Kyouka: "Sırf bunu söyleyebilmek için hiçbir şey demedin d'i' mi! İnanamıyorum ya."

"Belki. Ve bana o şekilde göstermelik yumruklarla vurmaya devam edersen tatlılığına dayanamayıp seni öpeceğim ya da kalpten gideceğim, o yüzden bence dur."

Kyouka: "Sinir bozucusun."

"Evlenmeden önce biliyordun."

Kyouka: "Evet, seni böyle tanımlardım: Mükemmel bir koca, iyi denilebilecek bir baba ve sinir bozucu gıcık herifin teki."

"İtirazım yok. Ben seni mükemmel bir eş, mükemmel bir anne ve mükemmeliyetin vücut bulmuş hali olarak tanımlardım."

Kyouka: "Başka kimse böyle düşünmüyor."

"Ne? Sadece benim öyle düşünmem yetmiyor mu yani? Çok kırıldım!"

Garson: "Flörtleşmeniz bittiyse sıcak ordövrleri getirdim de."

"?"

Garsona bakınca bu tepkinin nedenini anladım.

"Puklinya'da ne işin var lan senin?"

Evet, kendisi Puklinya'da yaşamayan (en azından ben öyle biliyorum) ama nedense Puklinya'daki bir restoranda garsonluk yapan bir Erlikli.

Garson: "Mühürdarımızın eşine nasıl davrandığına bakmaya gelmiştim, bize çöpmüş gibi davrandığın için."

"Ben herkese hak ettiği gibi davranıyorum. Sen şerefsiz olduğundan sana şerefsizmişsin gibi davranıyorum ve Kyouka şirinliğin ve samimi nezaketin cisimleşmiş hali gibi olduğu için ona öyle davranıyorum."

Garson: "Öyle diyorsan öyledir."

Kyouka: "İlk kez bu kadar soğuk davrandığın bir Erlikli görüyorum, daha önce de soğuk davrandıklarını gördüm ama sanki ondan nefret ediyormuşsun gibi. Erliklilerden, değil mi? Sana 'Mühürdarımız' dedi."

"Evet, Erliklilerden; en kötülerden. Benden bile beter bir herif."

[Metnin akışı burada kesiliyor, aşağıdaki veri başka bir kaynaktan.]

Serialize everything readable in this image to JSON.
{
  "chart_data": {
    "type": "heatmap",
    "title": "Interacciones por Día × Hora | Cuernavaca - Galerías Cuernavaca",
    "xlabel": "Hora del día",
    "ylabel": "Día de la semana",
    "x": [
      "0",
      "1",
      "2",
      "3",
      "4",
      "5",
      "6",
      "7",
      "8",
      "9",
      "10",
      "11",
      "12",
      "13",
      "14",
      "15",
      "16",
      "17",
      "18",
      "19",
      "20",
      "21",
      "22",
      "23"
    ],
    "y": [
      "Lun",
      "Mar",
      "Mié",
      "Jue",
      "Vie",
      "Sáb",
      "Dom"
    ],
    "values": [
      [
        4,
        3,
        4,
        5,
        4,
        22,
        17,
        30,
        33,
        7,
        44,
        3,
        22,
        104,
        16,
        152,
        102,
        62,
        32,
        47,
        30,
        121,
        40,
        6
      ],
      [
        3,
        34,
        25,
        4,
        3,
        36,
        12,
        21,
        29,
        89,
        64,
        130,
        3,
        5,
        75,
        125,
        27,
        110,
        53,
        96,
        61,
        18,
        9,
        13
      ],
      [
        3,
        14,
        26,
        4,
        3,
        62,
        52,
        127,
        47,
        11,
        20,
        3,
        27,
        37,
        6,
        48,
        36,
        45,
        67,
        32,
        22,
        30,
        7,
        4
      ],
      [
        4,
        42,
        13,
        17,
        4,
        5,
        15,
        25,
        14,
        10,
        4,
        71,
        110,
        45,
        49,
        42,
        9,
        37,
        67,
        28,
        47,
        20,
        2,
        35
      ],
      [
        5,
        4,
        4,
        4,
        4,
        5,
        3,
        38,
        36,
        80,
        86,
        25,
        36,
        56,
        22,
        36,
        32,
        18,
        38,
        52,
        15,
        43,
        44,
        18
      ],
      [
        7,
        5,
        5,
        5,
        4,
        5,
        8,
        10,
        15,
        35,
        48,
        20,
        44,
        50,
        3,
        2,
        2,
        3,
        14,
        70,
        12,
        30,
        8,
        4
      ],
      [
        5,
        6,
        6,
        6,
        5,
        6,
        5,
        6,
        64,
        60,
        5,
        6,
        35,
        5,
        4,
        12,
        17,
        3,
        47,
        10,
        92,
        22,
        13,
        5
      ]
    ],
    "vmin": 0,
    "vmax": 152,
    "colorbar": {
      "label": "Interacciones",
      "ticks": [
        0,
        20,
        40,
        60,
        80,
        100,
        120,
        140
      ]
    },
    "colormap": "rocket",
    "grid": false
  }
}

Benim siparişim olan "Dumpling" iri, yuvarlak ve yağda kızartılmış bir mantı şeklindeydi; üstünde biri yoğurt biri de garip, domatesli bir tane olmak üzere iki sos vardı. Kyouka'nın Çin böreği ise galeta ununa bulanıp kızartılmıştı ve pirinç yufkasından yapıldığı kızartılsa bile belliydi. İkimizin yemeğinin de içinde ne olduğu hakkında bir fikrimiz yok tabii, o yüzden ikimizin de ilk yaptığı tekini (porsiyonlar bende iki adet, Kyouka'da beş adet) açıp içine bakmak oldu. Mantının içinde kıymalı bir karışım, patates püresine benzeyen bir şey, peynir ve sebzeler (soğan, kabak, havuç, hıyar ve patlıcan) vardı; Çin böreğinin içindeyse soya filizi, ufak parçalar halinde tavuk eti, Çin lahanası, pirinç, bambu filizi ve yeşil biber bulunuyordu. Yanında erik sosuyla gelmişti.

Garson: "Hâlâ aşamadın mı şunu? Artık evlisin ve hâlâ kızgın mısın?"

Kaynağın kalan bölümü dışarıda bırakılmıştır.